Comment Re:It depends (Score 1) 48

You can try magnesium for depression. It's up to 40% effective (active placebo is 30%). Take it for 3 weeks. It'll work by then if it's working for you. Worked for me. My depressive thoughts slowly melted away until I suddenly realized I hadn't thought about suicide within the past few days. Perhaps you're on an edge and your anxiety makes you cross over. It's unknown if the anti-depressant effect is from a lack of the mineral itself or from it's anti-inflammatory properties.

For auto-immune issues, the carnivore diet is the best non-medical treatment for that. I'd suggest giving it a serious look. It helps stabilize your mood too.

Comment Re:if I find myself in a wrecked car (Score 1) 181

I was in a crash a couple years ago and that was my first concern too. Second was to ensure no bones were broken. Third was to check if the other guy was dead. Well, technically the very first thing I did was glance up to double check that indeed I had the green light. Then my brain went "Get Out Of The Car. Get Out Of The Car."

The other car was against my driver's side door so I had to crawl to the other side to get out.

Comment Re:Need to Drop the Term "Ultra-Processed" (Score 1) 298

There are tons of problems with the items listed. You can't go by random things you see on random web blogs (nor the AIs trained on them). You have to look at the direct research into how the body works and what the body does with the food you give it.

Golden Syrup isn't normal sugar. It's processed to free up the fructose and glucose as well as caramelized. Fructose messes up your leptin response. Any foods that have higher availability of fructose will push you to you overate as they'll suppress your satiety signals. Sugar contributes to heart disease and cancer, so claiming "it's just sugar" is a very poor argument anyway. (Contributes to cancer because it significantly down regulates your immune system for 5 hours after you eat it. So nowadays that's 15+ hours for most people when your immune system is slower at killing off new cancer cells.)

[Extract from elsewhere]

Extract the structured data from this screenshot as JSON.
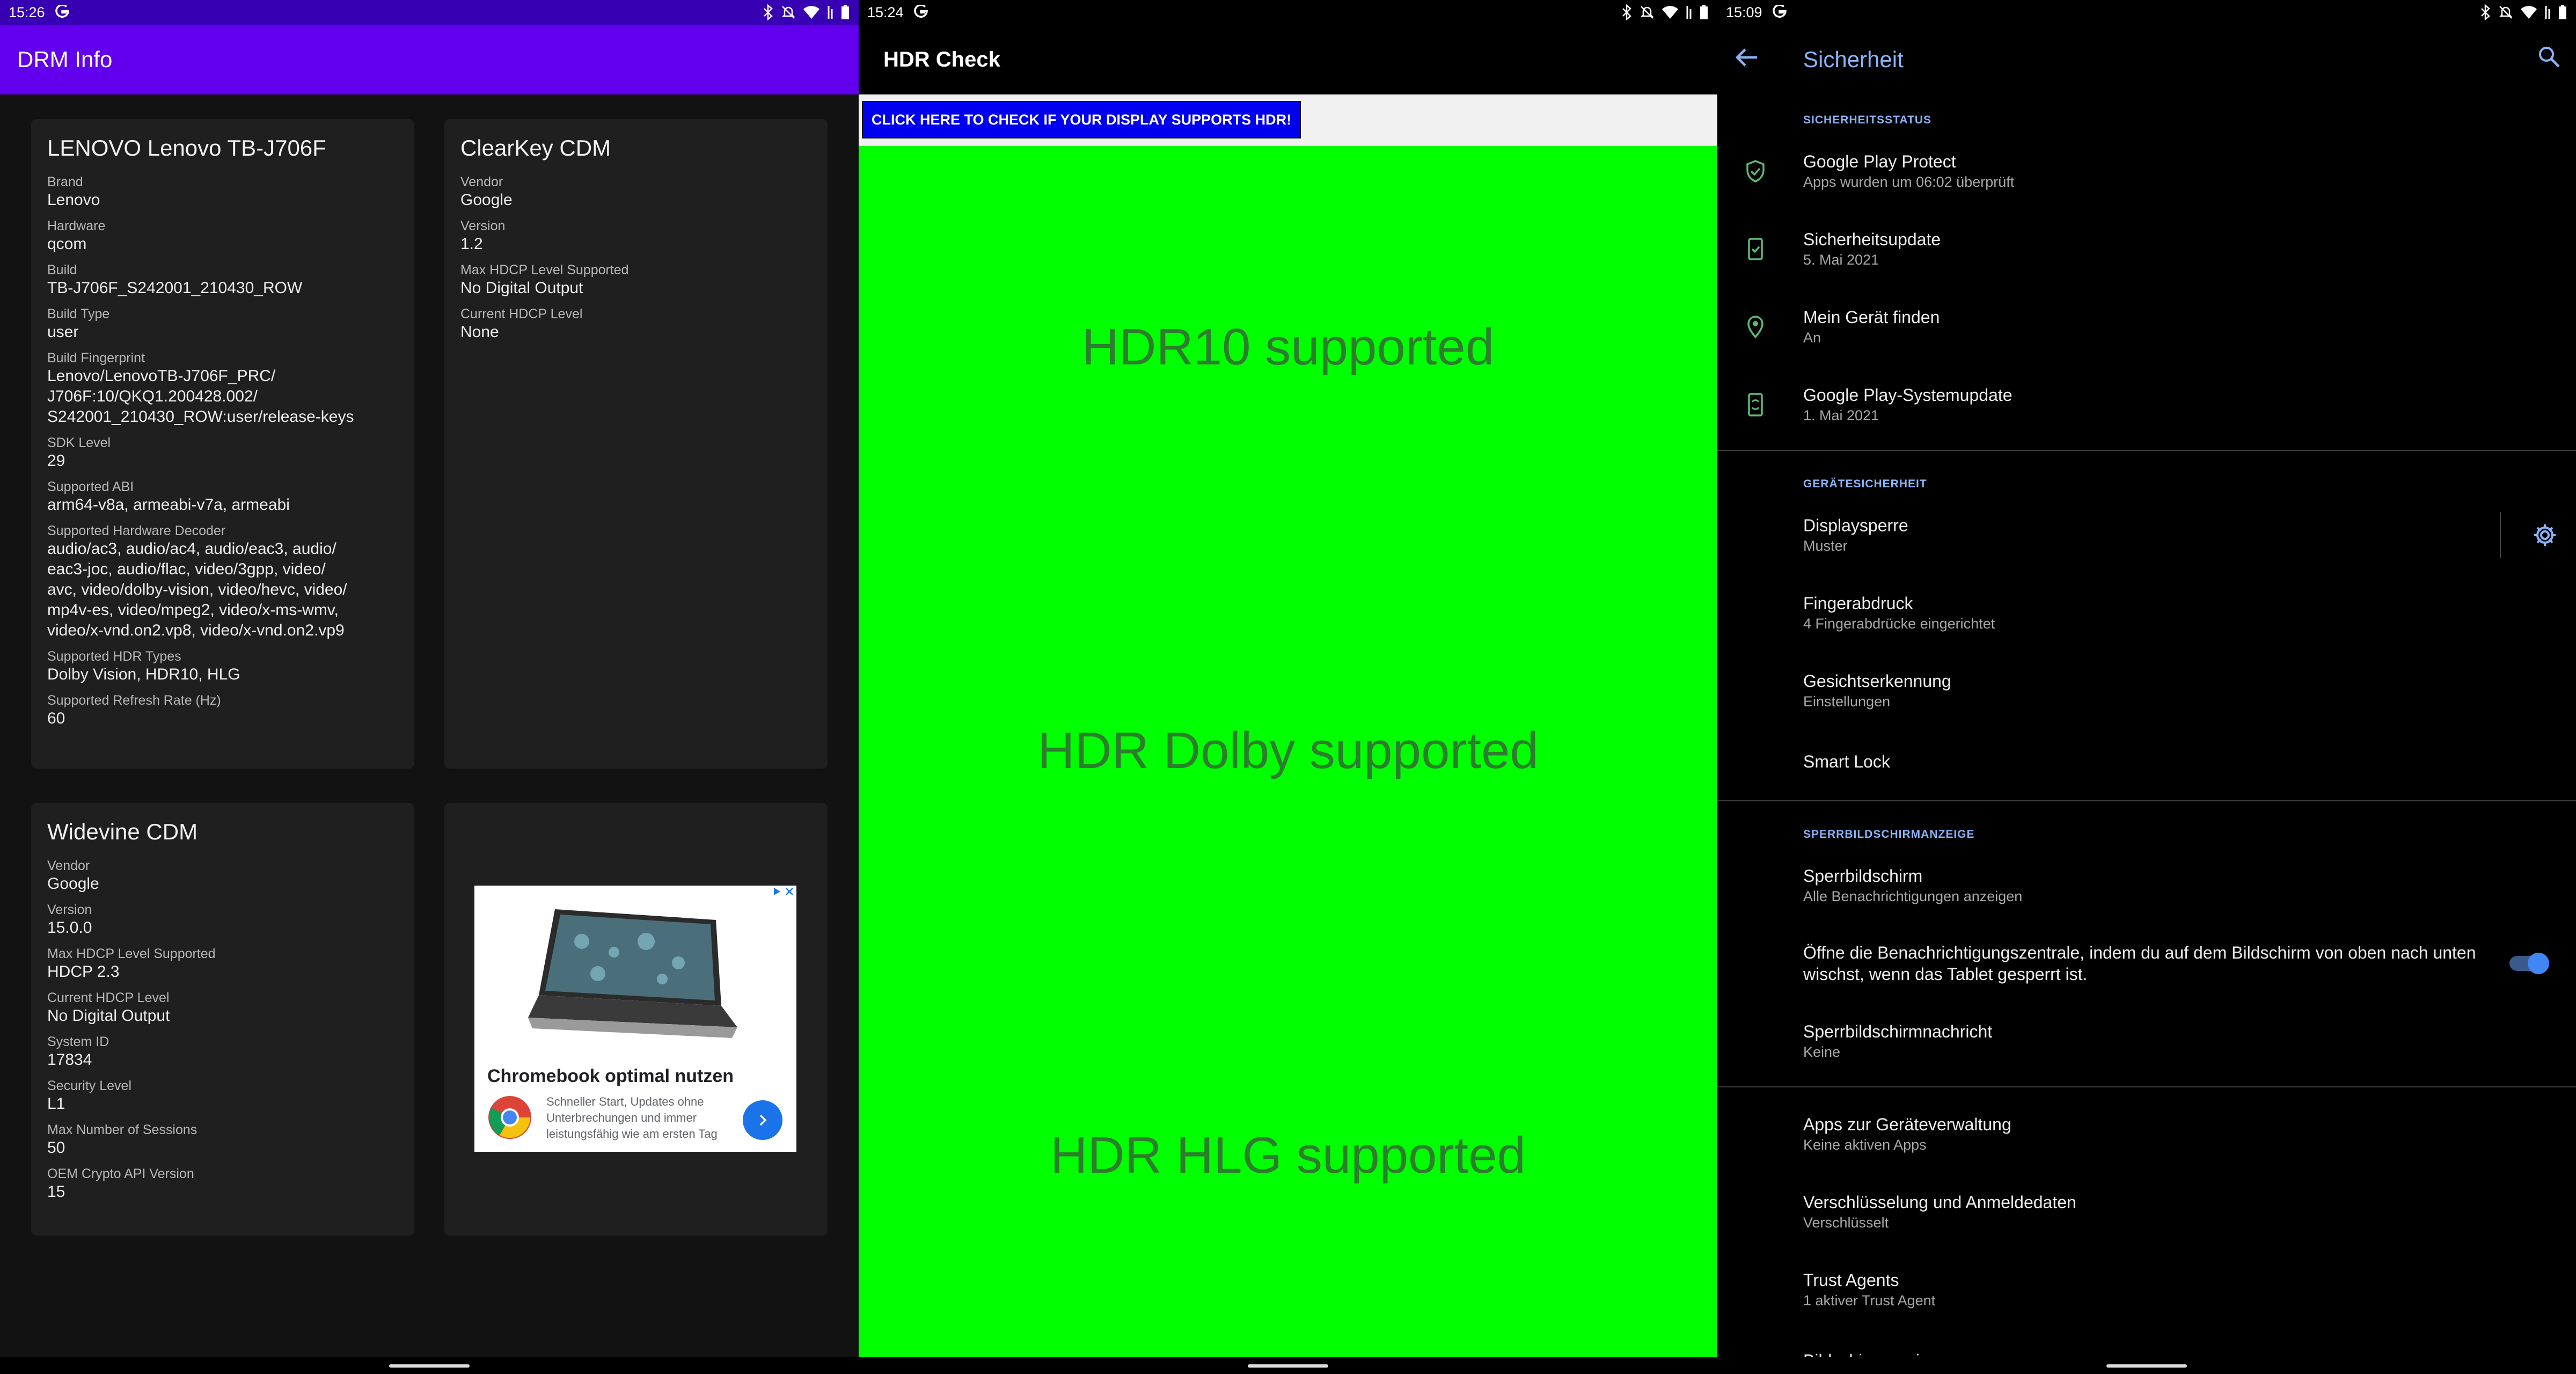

High-fat meat isn't a problem. Them being bad is outdated research. Meat is only bad if that's the only thing you eat (low fat and low carb). Salt only matters to a small portion of the population. Chances are that's not you. However specific rations of fat, salt, and carbs combine to make food more addicting which results in overeating. That is a problem.

Gluten is hard for a lot of people to digest properly. It significantly contributes to leaky gut regardless of if you notice symptoms or not.

Bread in the USA used to be made with iodine. After the iodine fear craze, it's now made with bromide (doesn't have to be listed on the label. Why? I don't know). Bromide isn't good for you. It completes with iodine in your body and results in malformed molecules which then don't function properly. That's only one of the many issues with bread. Bread is better than nothing, but it's not a health food.

Lobbyists got their hands on milk formula. It's pretty bad compared to would it could be.

Flavorings trick your body into thinking the food has nutrients it doesn't. When you're low on those nutrients, your body will make you crave those foods thinking it'll get those nutrients. It doesn't get them, so you end up overeating and staying malnourished.

The root problem with mass produced food is that's it's produced for profit and thus companies have spent tones on research on how to make their food more addicting. That is the main motivation of food creators: profit. The health of that food is of little concern. We could have healthy ultra-processed food. We don't because there's no profit in it. Lying that your food is healthy is far easier and cheaper and your addictive food will sell more than actually healthy processed food.

Look into the history of the food industry. It's really bad what they used to do and get away with. It's only gotten a little better. The industry as a whole is still very corrupt.